Hrw, in alcuni comuni libanesi espulsioni ingiustificate di rifugiati siriani

Il gruppo attivista contro la decisione di alcune municipalità di cacciare i rifugiati “a causa della loro nazionalità o religione”. L’appello ai leader del Paese perché contrastino una “retorica” che “incoraggia o perdona” le violazioni. Dure critiche alla comunità internazionale che non ha sostenuto il Libano nell’emergenza.

 


Beirut (AsiaNews) - Diversi comuni del Libano hanno violato i diritti umani, ordinando l’espulsione “senza alcuna giustificazione” di centinaia di rifugiati siriani dalle loro case e dai loro alloggi a partire dal 2016. Al contempo, nel Paese dei cedri sta crescendo sempre più un sentimento di astio e insofferenza verso quanti sono fuggiti dal conflitto in cerca di riparo, ma contribuendo di fatto ad impoverire una nazione quasi al collasso. La denuncia arriva dagli attivisti di Human Rights Watch (Hrw), secondo cui “almeno 13 comuni del Libano hanno cacciato a forza circa 3664 rifugiati siriani dalle loro case”; provvedimenti di espulsione, aggiungono, basati il più delle volte “sulla loro nazionalità o la loro religione” in un periodo compreso fra l’inizio del 2016 e la fine di marzo.

A gennaio un ministro libanese aveva parlato di diminuzione dei rifugiati siriani in Libano, scesi da poco sotto il milione. Tuttavia, secondo gli esperti delle Nazioni Unite la situazione si fa sempre più complicata tanto che oggi sono “più vulnerabili che mai”: “oltre la metà” vive in condizioni “estrema povertà” e “oltre tre quarti sotto la soglia di povertà”. La conferma arriva da una inchiesta di Unicef, World Food Programme e Alto commissariato delle Nazioni Unite per i rifugiati (Unhcr), secondo cui sono più “incerti” aiuti e finanziamenti per rispondere all’emergenza.

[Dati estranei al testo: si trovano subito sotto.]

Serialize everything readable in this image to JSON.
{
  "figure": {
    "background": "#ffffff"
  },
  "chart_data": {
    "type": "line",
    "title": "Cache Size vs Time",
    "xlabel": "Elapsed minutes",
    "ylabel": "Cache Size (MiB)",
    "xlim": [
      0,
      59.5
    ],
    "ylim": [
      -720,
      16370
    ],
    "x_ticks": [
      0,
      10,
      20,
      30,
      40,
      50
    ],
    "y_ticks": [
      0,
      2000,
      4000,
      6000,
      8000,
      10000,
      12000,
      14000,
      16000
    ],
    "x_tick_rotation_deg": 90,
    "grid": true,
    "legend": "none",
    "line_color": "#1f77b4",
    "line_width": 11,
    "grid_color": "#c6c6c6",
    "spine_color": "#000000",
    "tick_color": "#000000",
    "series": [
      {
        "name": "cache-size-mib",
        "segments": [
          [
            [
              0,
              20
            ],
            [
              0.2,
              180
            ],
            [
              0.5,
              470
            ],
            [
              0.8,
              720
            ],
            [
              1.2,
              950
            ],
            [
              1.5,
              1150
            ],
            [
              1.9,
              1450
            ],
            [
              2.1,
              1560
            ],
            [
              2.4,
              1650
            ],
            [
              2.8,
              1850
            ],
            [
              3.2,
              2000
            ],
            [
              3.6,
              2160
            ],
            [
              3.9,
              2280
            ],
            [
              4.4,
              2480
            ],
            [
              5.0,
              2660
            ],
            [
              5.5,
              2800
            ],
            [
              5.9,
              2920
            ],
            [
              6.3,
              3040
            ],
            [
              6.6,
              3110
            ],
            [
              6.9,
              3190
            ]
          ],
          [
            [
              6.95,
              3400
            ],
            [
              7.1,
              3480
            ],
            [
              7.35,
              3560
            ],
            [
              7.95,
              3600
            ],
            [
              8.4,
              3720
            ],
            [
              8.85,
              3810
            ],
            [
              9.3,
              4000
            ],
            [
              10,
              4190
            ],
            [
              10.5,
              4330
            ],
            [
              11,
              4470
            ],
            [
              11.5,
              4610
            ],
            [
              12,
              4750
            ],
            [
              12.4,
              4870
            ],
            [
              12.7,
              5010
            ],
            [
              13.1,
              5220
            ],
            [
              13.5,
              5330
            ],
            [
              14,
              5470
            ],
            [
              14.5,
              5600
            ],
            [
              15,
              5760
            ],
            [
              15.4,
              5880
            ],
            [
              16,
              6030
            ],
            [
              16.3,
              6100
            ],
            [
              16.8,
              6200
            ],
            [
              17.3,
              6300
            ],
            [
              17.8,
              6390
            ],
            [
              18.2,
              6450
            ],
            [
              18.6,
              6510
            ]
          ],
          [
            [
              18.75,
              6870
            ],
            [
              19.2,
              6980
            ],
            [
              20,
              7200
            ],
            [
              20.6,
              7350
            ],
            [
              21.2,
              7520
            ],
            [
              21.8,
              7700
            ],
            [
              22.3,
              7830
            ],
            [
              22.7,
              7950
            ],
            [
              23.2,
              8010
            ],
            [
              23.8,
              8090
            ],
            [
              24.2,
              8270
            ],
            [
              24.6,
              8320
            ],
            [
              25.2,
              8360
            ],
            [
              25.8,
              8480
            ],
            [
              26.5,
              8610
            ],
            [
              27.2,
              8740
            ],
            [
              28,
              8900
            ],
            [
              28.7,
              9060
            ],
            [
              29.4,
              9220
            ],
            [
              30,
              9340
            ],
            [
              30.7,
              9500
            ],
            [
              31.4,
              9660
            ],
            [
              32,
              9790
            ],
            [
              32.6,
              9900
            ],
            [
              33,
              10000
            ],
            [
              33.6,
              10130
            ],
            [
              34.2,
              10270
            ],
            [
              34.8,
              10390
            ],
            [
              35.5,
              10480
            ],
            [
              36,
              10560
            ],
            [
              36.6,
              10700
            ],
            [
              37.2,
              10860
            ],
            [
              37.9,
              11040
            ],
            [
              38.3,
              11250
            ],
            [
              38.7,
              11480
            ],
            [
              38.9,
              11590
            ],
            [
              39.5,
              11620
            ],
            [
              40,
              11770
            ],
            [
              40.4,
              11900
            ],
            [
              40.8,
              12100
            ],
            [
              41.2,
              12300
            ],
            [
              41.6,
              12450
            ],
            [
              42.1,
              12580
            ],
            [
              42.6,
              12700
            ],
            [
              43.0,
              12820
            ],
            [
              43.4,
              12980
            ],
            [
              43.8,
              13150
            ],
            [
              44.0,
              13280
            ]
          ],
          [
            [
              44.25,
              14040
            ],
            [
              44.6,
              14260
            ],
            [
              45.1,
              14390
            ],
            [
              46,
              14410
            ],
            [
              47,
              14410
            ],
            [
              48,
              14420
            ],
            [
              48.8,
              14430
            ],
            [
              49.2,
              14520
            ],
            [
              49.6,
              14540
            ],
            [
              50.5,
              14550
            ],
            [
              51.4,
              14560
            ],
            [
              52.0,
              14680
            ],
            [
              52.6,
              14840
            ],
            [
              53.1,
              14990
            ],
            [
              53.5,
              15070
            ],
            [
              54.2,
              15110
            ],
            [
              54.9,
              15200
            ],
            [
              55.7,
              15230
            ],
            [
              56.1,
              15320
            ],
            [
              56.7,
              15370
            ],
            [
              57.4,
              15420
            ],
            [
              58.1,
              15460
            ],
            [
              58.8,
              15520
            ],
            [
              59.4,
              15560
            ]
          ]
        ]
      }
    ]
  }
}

Tre quarti dei rifugiati siriani in Libano vivono oggi come meno di quattro dollari al giorno; spesso il denaro non basta nemmeno per acquistare le risorse di base, come cibo e medicine. Secondo una ricerca emerge che nove rifugiati su 10 hanno chiesto prestiti in denaro e ora sono oberati di debiti. Ogni nucleo familiare spende in media 98 dollari al mese, 44 dei quali servono per mangiare. Secondo cifre Onu, l’84% dei rifugiati trova riparo in Turchia (che accoglie 2,9 milioni di persone), Pakistan (1,4 milioni), Libano (oltre un milione, su un totale di quattro milioni di abitanti), Iran (979.400 migranti), Uganda (940.800) ed Etiopia (761.600). In questa situazione di emergenza, papa Francesco nel suo Messaggio 2018 per la Giornata mondiale del migrante e del rifugiato ricorda che oltre ad accogliere bisogna “proteggere, promuovere e integrare”.

In una nota Bill Frelick, responsabile del programma rifugiati di Hrw, sottolinea che “le municipalità non hanno alcuna giustificazione legittima per disporre la cacciata a forza di rifugiati siriani”. Soprattutto se questi provvedimenti, avverte, vengono presi in base a “discriminazioni” di tipo religioso, etnico o sulla nazionalità. “I leader libanesi - prosegue - dovrebbero mettere fine a una retorica che incoraggia o perdona gli sgombri forzati, le espulsioni e altri forme di maltrattamento o discriminazione verso i rifugiati”.

L’atto di accusa del responsabile di Hrw non colpisce solo il Libano. “La stanchezza del LIbano e dei libanesi nell’accoglienza dei rifugiati - conclude - è stata acuita da una mancanza di sostegno a livello internazionale”.